De Coster Wouter, Strazisar Mojca, De Rijk Peter
VIB-UAntwerp Center for Molecular Neurology, 2610 Antwerp, Belgium.
NAR Genom Bioinform. 2020 Jan 13;2(1):lqz027. doi: 10.1093/nargab/lqz027. eCollection 2020 Mar.
Long-read sequencing has substantial advantages for structural variant discovery and phasing of variants compared to short-read technologies, but the required and optimal read length has not been assessed.

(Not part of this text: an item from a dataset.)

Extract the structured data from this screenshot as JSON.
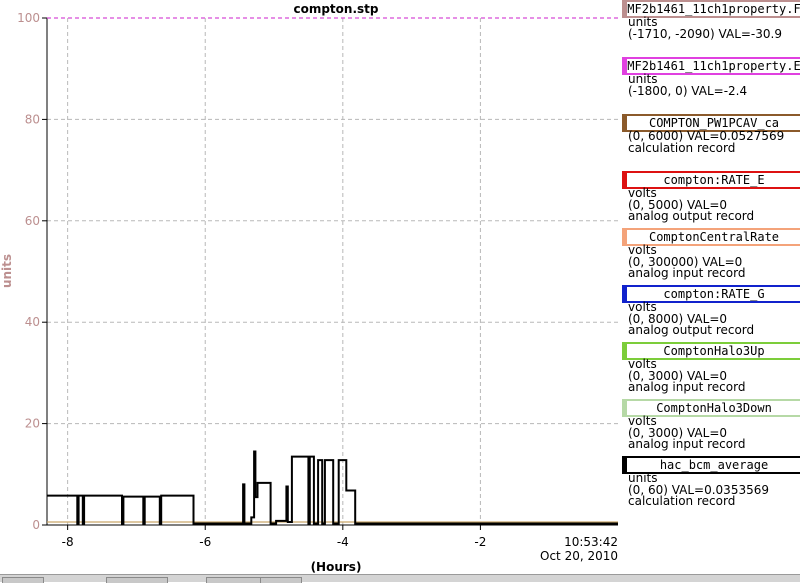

In this work, we used long reads simulated from human genomes and evaluated structural variant discovery and variant phasing using current best practice bioinformatics methods. We determined that optimal discovery of structural variants from human genomes can be obtained with reads of minimally 20 kb. Haplotyping variants across genes only reaches its optimum from reads of 100 kb. These findings are important for the design of future long-read sequencing projects.
与短读长技术相比,长读长测序在结构变异发现和变异定相方面具有显著优势,但所需的最佳读长尚未得到评估。在这项工作中,我们使用从人类基因组模拟的长读长,并使用当前最佳实践的生物信息学方法评估结构变异发现和变异定相。我们确定,从人类基因组中最佳发现结构变异可通过至少20 kb的读长实现。跨基因的单倍型变异只有在读长达到100 kb时才达到最佳状态。这些发现对未来长读长测序项目的设计很重要。